Can improved genetic understanding of grain weight help feed the world?

UAUY_J20DTP

Wheat provides 20% of the calories and protein consumed by humans. The world population will reach 9 billion by 2050, which requires food production to more than double. Increases in wheat yield are not meeting this demand though, partly because yield is a complex trait.

The study of individual yield components, such as grain weight, is a promising route to solve this issue. We have recently cloned a novel allele of a transcription factor (P1) that increases thousand grain weight by 6.1%. We hypothesise that understanding the mechanisms behind this increase will allow us to further modify it and identify the best strategies to deploy it into commercial wheat varieties.

The aim of this PhD project will be to investigate the mechanism underpinning this increase in grain weight by elucidating the P1 regulatory network in polyploid wheat. To achieve this, we will study the changes in gene expression resulting from this novel allele of P1 to identify its downstream targets. This will include generating co-expression networks and testing candidate genes using available mutants.
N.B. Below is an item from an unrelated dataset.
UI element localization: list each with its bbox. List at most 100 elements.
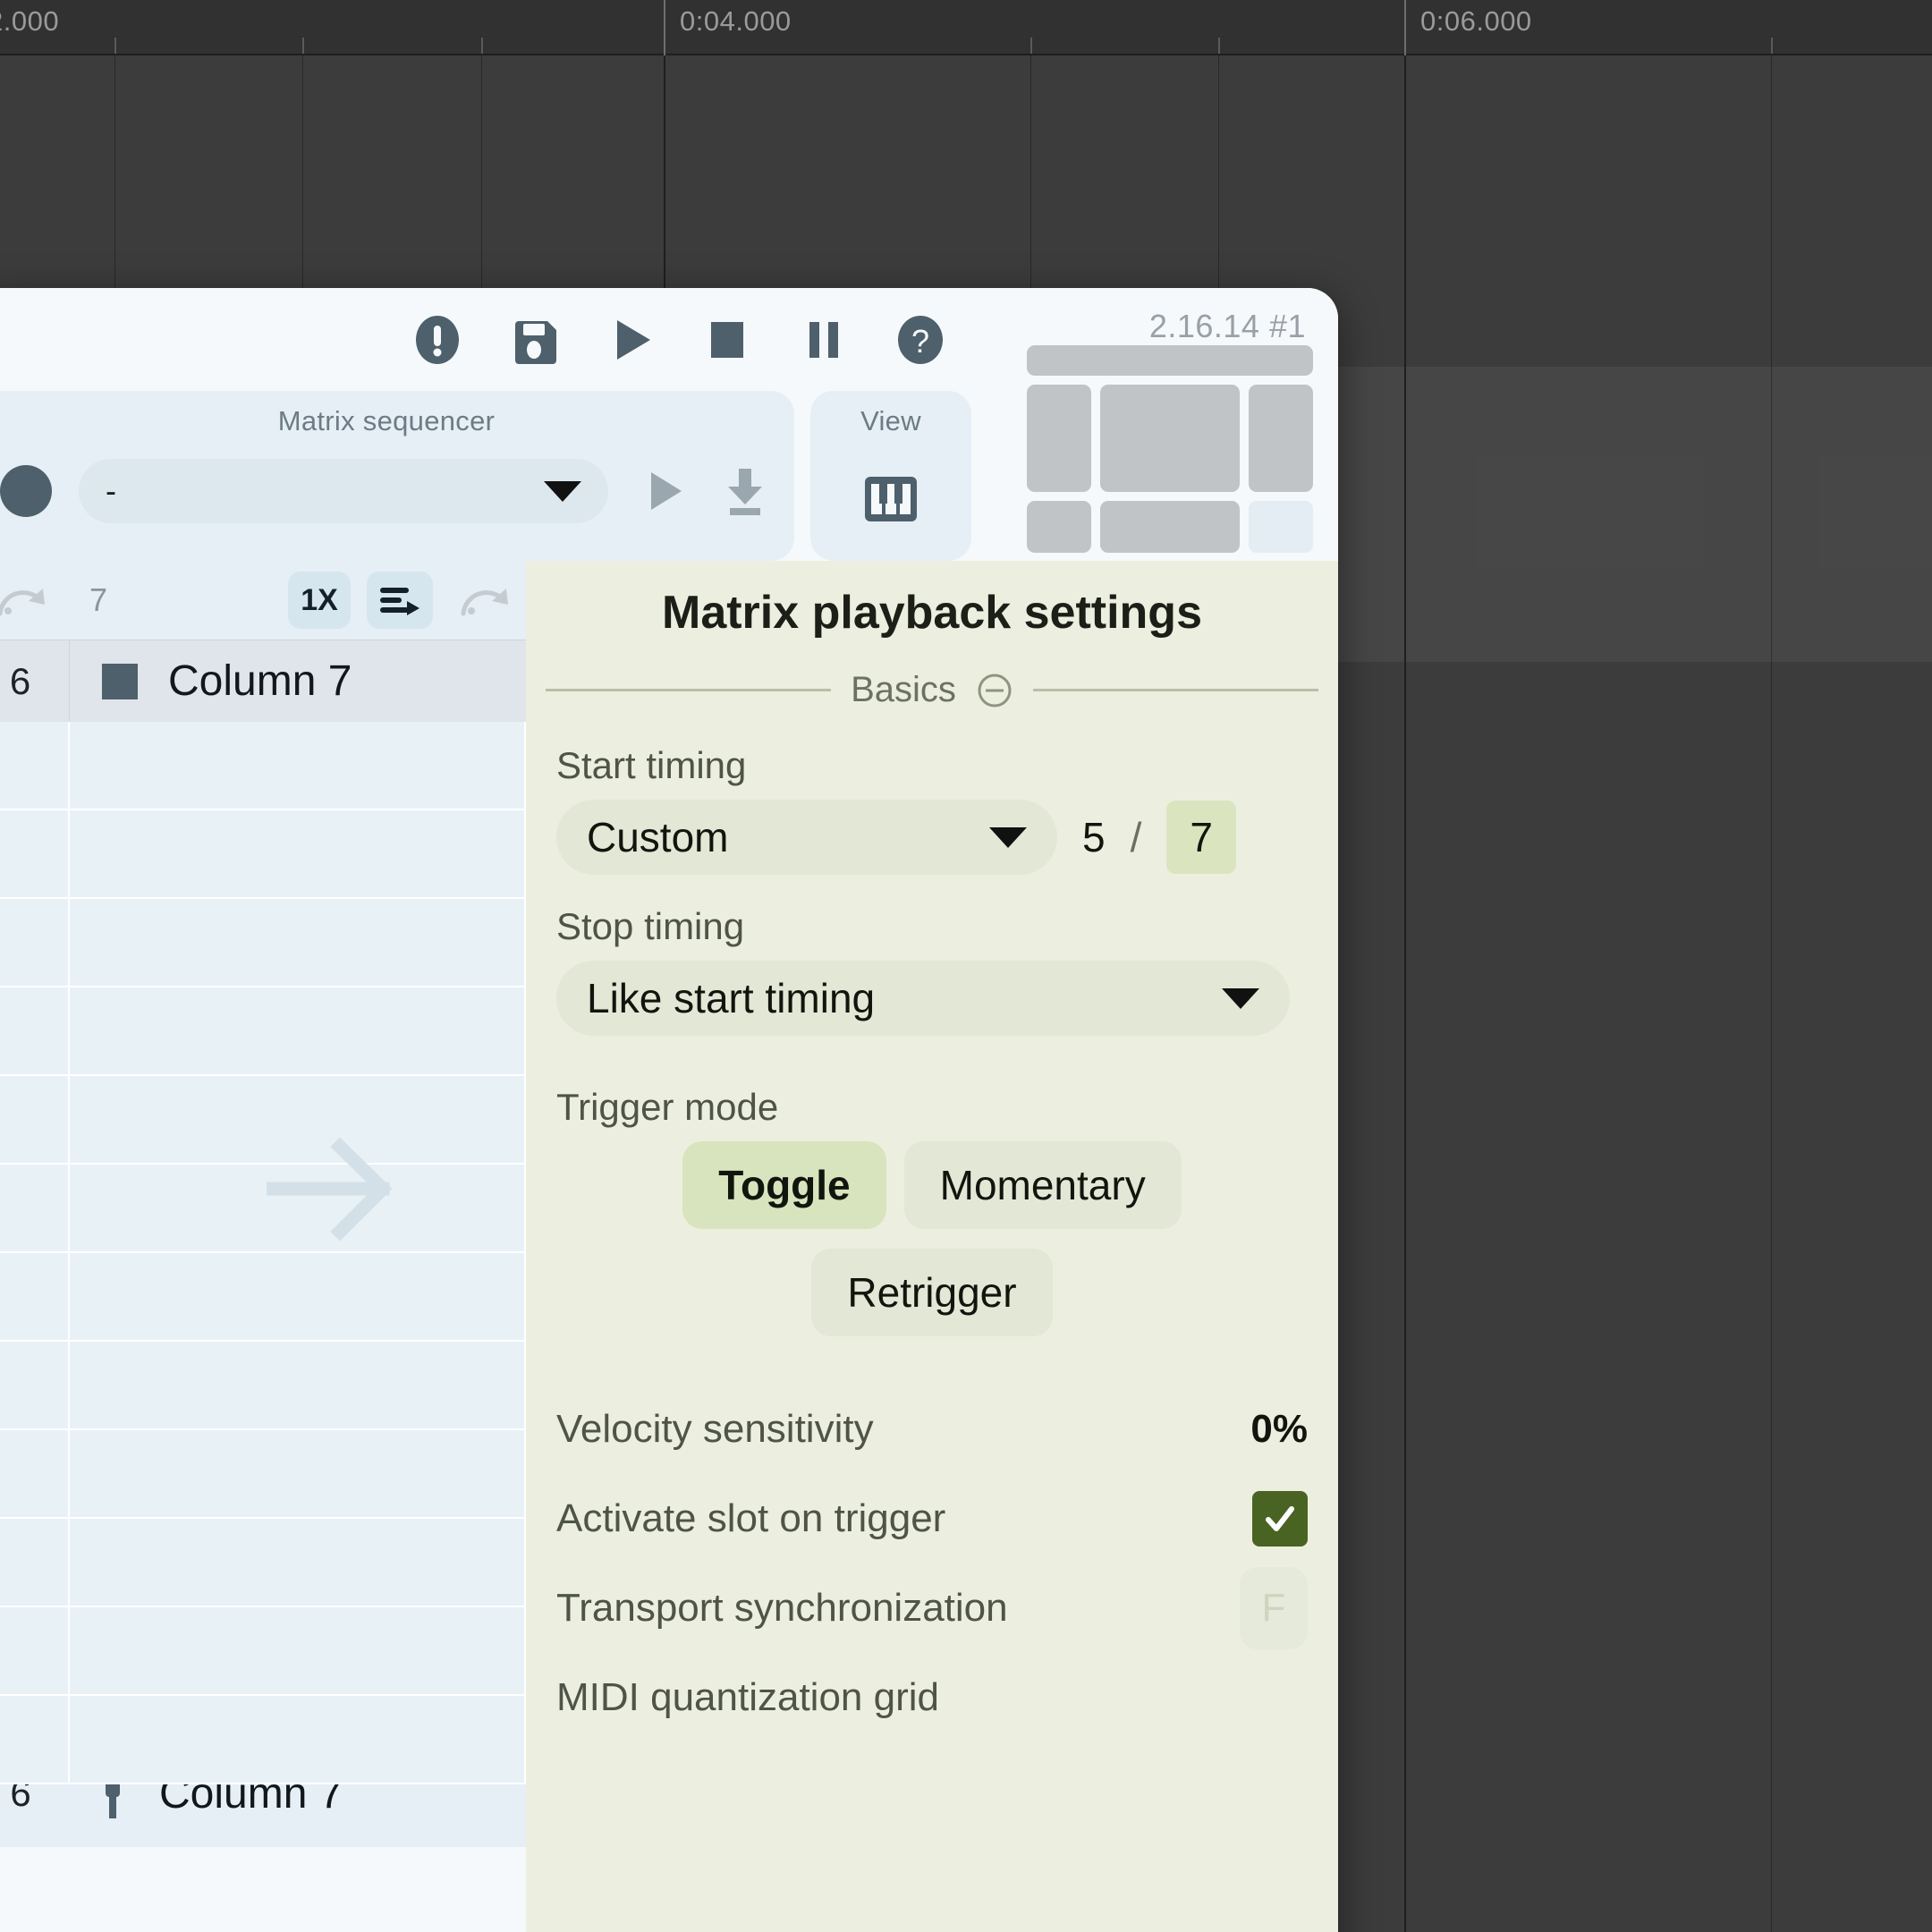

Furthermore, we have observed similar phenotypes between plants with the novel P1 allele and transgenic plants with high levels of microRNA172 (miR172). We want to investigate whether P1 and miR172 are part of the same genetic pathway or whether they act on shared targets in an independent manner. We will use a series of unique genetic lines to address this hypothesis through in-depth phenotyping, microscopy and expression analyses.

This project provides complementary approaches to elucidating the P1 regulatory network in wheat and allows plenty of room for the student to take ownership of the project and expand into their areas of interest and according to the results. The student will receive mentoring and outstanding training in modern crop genetics, genomics, data analysis and bioinformatics.